C’est une cellule photovoltaïque ''triple jonction'' qui fait la fierté de Sharp. Cette technologie consiste en une superposition de couches semi-conductrices minces à base d’indium et de gallium. Chaque couche absorbe les radiations électromagnétiques pour une certaine tranche de longueur d’onde lumineuse. La complémentarité des spectres d’absorption des différentes couches permet de maximiser l'efficacité globale de la cellule multijonction.
Sharp travaille depuis plusieurs années sur cette technologie coûteuse mais garantissant de hauts rendement. Historiquement, elle est utilisée dans les systèmes spatiaux comme les satellites. En 2009, le constructeur avait déjà annoncé un rendement de 35,8 % grâce à un système InGaAs (Indium, Gallium, Arsenic). Cette frontière a pu être dépassée par l’abaissement de la résistivité à l'interface des différentes couches.
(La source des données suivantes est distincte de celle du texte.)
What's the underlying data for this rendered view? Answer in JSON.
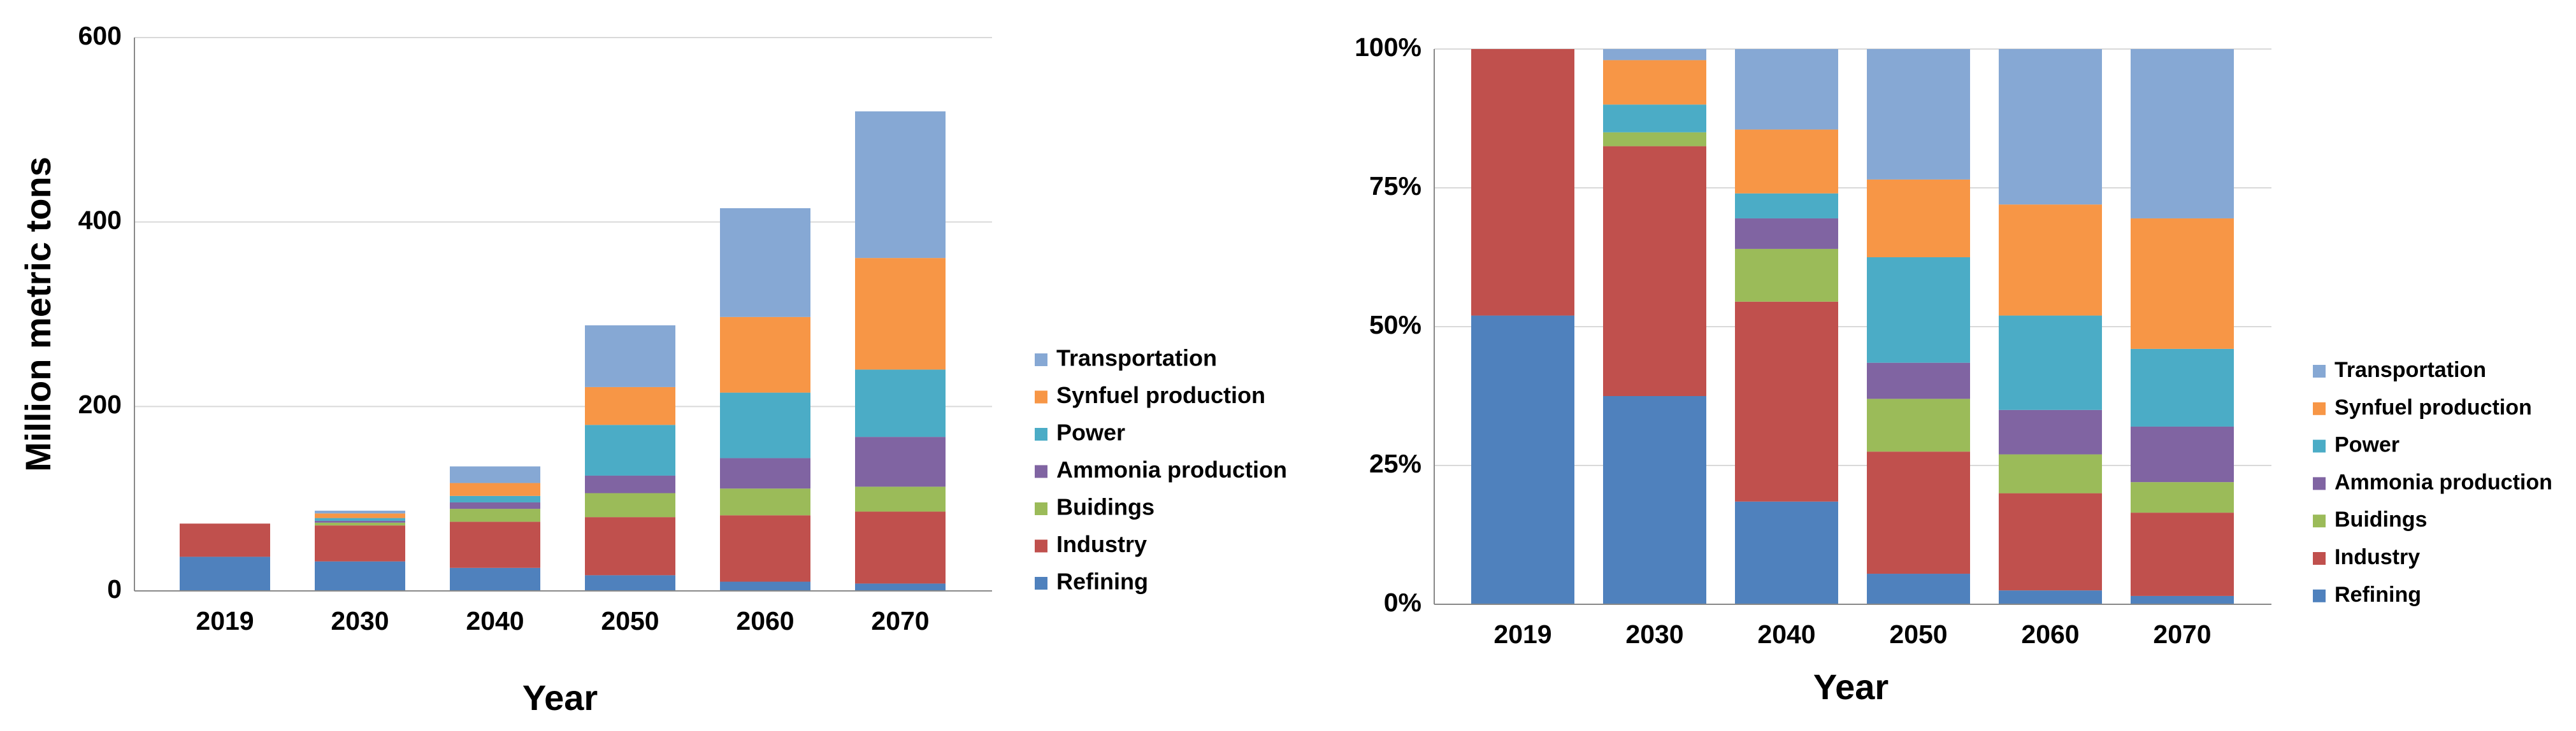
{
  "chart_data": [
    {
      "type": "bar",
      "stacked": true,
      "y_label": "Million metric tons",
      "x_label": "Year",
      "categories": [
        "2019",
        "2030",
        "2040",
        "2050",
        "2060",
        "2070"
      ],
      "ylim": [
        0,
        600
      ],
      "yticks": [
        0,
        200,
        400,
        600
      ],
      "grid": true,
      "series": [
        {
          "name": "Refining",
          "color": "#4f81bd",
          "values": [
            37,
            32,
            25,
            17,
            10,
            8
          ]
        },
        {
          "name": "Industry",
          "color": "#c0504d",
          "values": [
            36,
            39,
            50,
            63,
            72,
            78
          ]
        },
        {
          "name": "Buidings",
          "color": "#9bbb59",
          "values": [
            0,
            3,
            14,
            26,
            29,
            27
          ]
        },
        {
          "name": "Ammonia production",
          "color": "#8064a2",
          "values": [
            0,
            2,
            7,
            19,
            33,
            54
          ]
        },
        {
          "name": "Power",
          "color": "#4bacc6",
          "values": [
            0,
            3,
            7,
            55,
            71,
            73
          ]
        },
        {
          "name": "Synfuel production",
          "color": "#f79646",
          "values": [
            0,
            5,
            14,
            41,
            82,
            121
          ]
        },
        {
          "name": "Transportation",
          "color": "#86a8d4",
          "values": [
            0,
            3,
            18,
            67,
            118,
            159
          ]
        }
      ]
    },
    {
      "type": "bar",
      "stacked": true,
      "x_label": "Year",
      "categories": [
        "2019",
        "2030",
        "2040",
        "2050",
        "2060",
        "2070"
      ],
      "ylim": [
        0,
        100
      ],
      "yticks": [
        {
          "value": 0,
          "label": "0%"
        },
        {
          "value": 25,
          "label": "25%"
        },
        {
          "value": 50,
          "label": "50%"
        },
        {
          "value": 75,
          "label": "75%"
        },
        {
          "value": 100,
          "label": "100%"
        }
      ],
      "grid": true,
      "series": [
        {
          "name": "Refining",
          "color": "#4f81bd",
          "values": [
            52,
            37.5,
            18.5,
            5.5,
            2.5,
            1.5
          ]
        },
        {
          "name": "Industry",
          "color": "#c0504d",
          "values": [
            48,
            45,
            36,
            22,
            17.5,
            15
          ]
        },
        {
          "name": "Buidings",
          "color": "#9bbb59",
          "values": [
            0,
            2.5,
            9.5,
            9.5,
            7,
            5.5
          ]
        },
        {
          "name": "Ammonia production",
          "color": "#8064a2",
          "values": [
            0,
            0,
            5.5,
            6.5,
            8,
            10
          ]
        },
        {
          "name": "Power",
          "color": "#4bacc6",
          "values": [
            0,
            5,
            4.5,
            19,
            17,
            14
          ]
        },
        {
          "name": "Synfuel production",
          "color": "#f79646",
          "values": [
            0,
            8,
            11.5,
            14,
            20,
            23.5
          ]
        },
        {
          "name": "Transportation",
          "color": "#86a8d4",
          "values": [
            0,
            2,
            14.5,
            23.5,
            28,
            30.5
          ]
        }
      ]
    }
  ]
}
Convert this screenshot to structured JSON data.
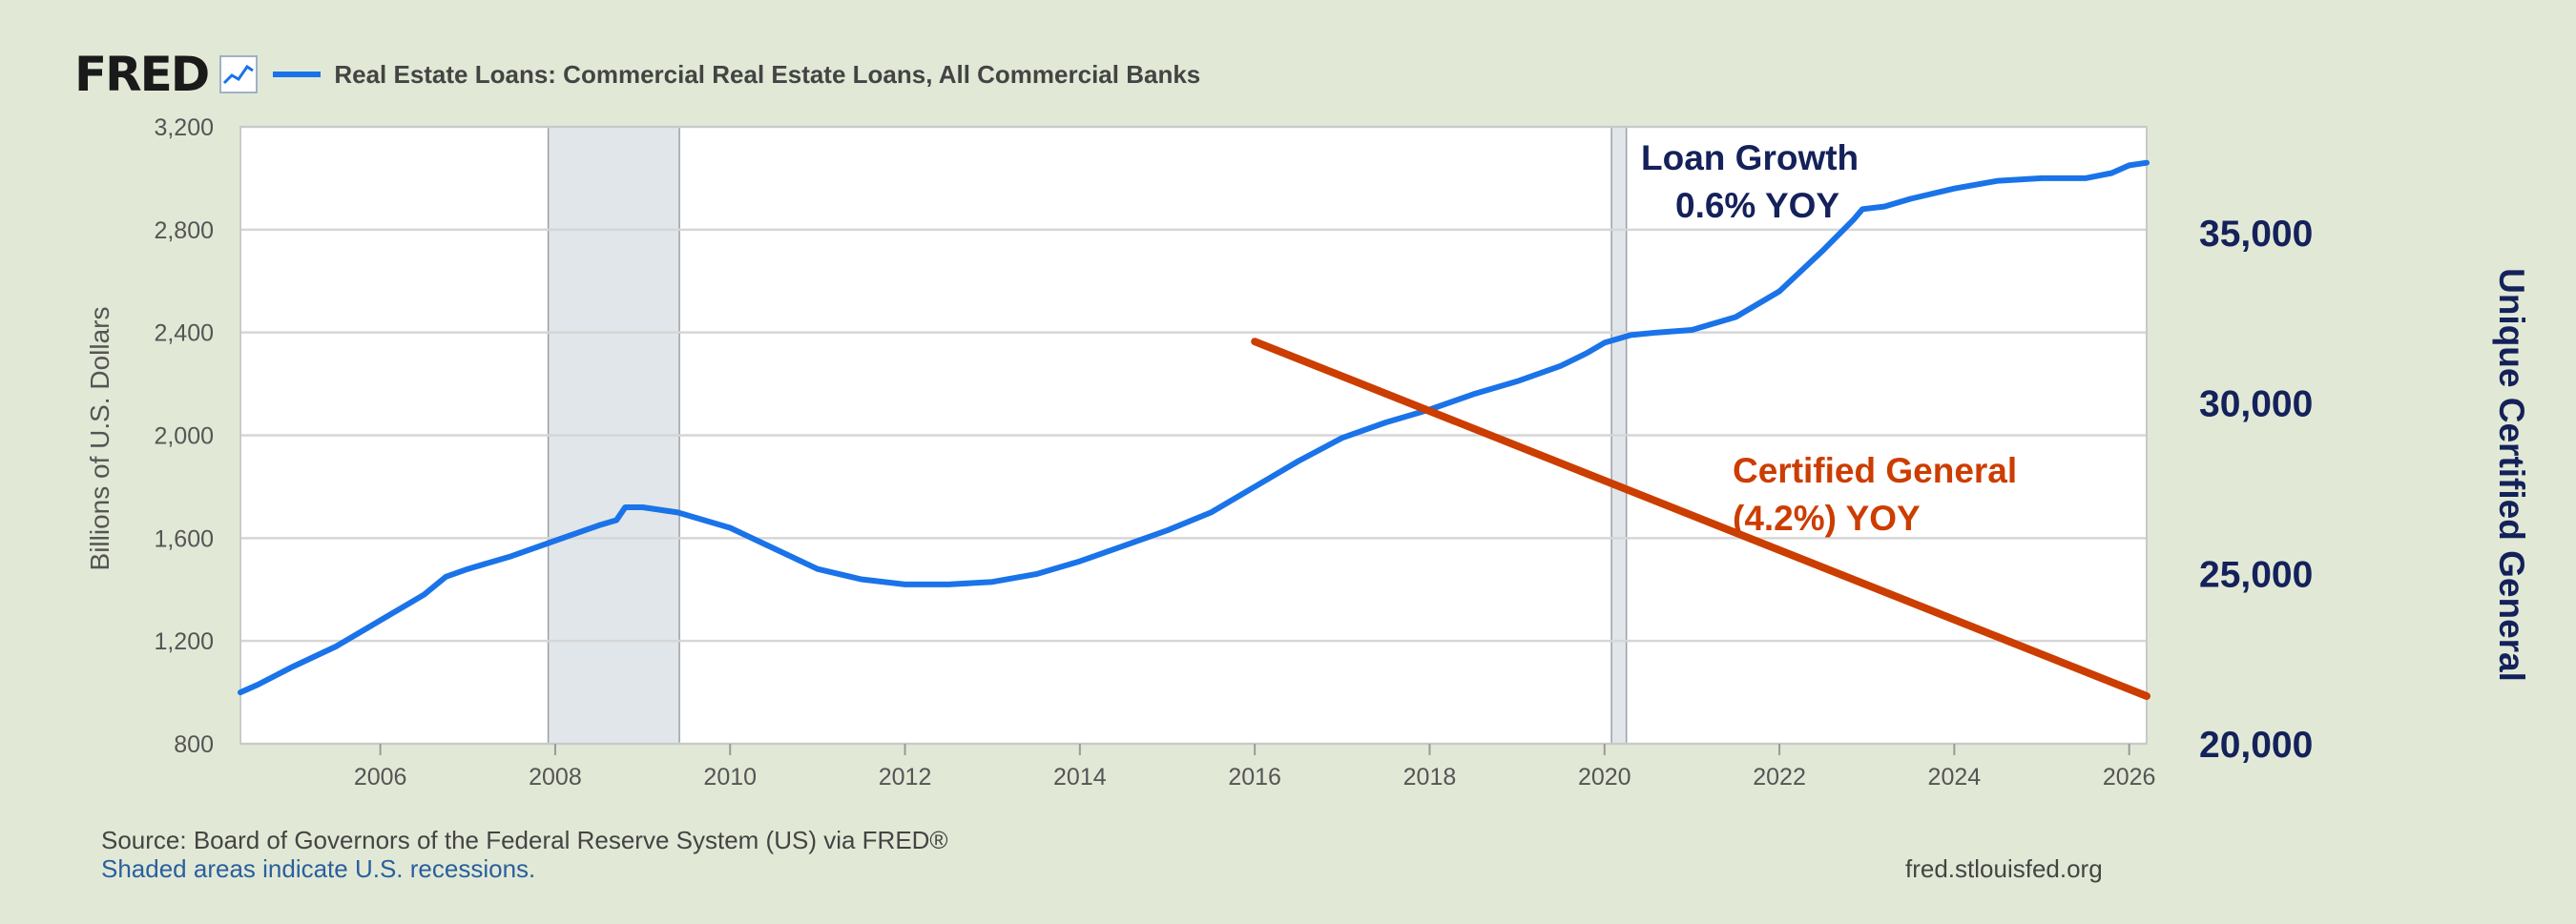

Les cellules multi-jonction affichent un coût de fabrication supérieur aux technologies classiques comme le silicium cristallin ou la couche mince de silicium amorphe. Cependant, couplées à des systèmes de concentration des rayons lumineux, elles peuvent atteindre de hauts niveaux de productivité. Le rendement de 36,9 %, revendiqué par Sharp comme un record du monde, a été obtenu hors système de concentration.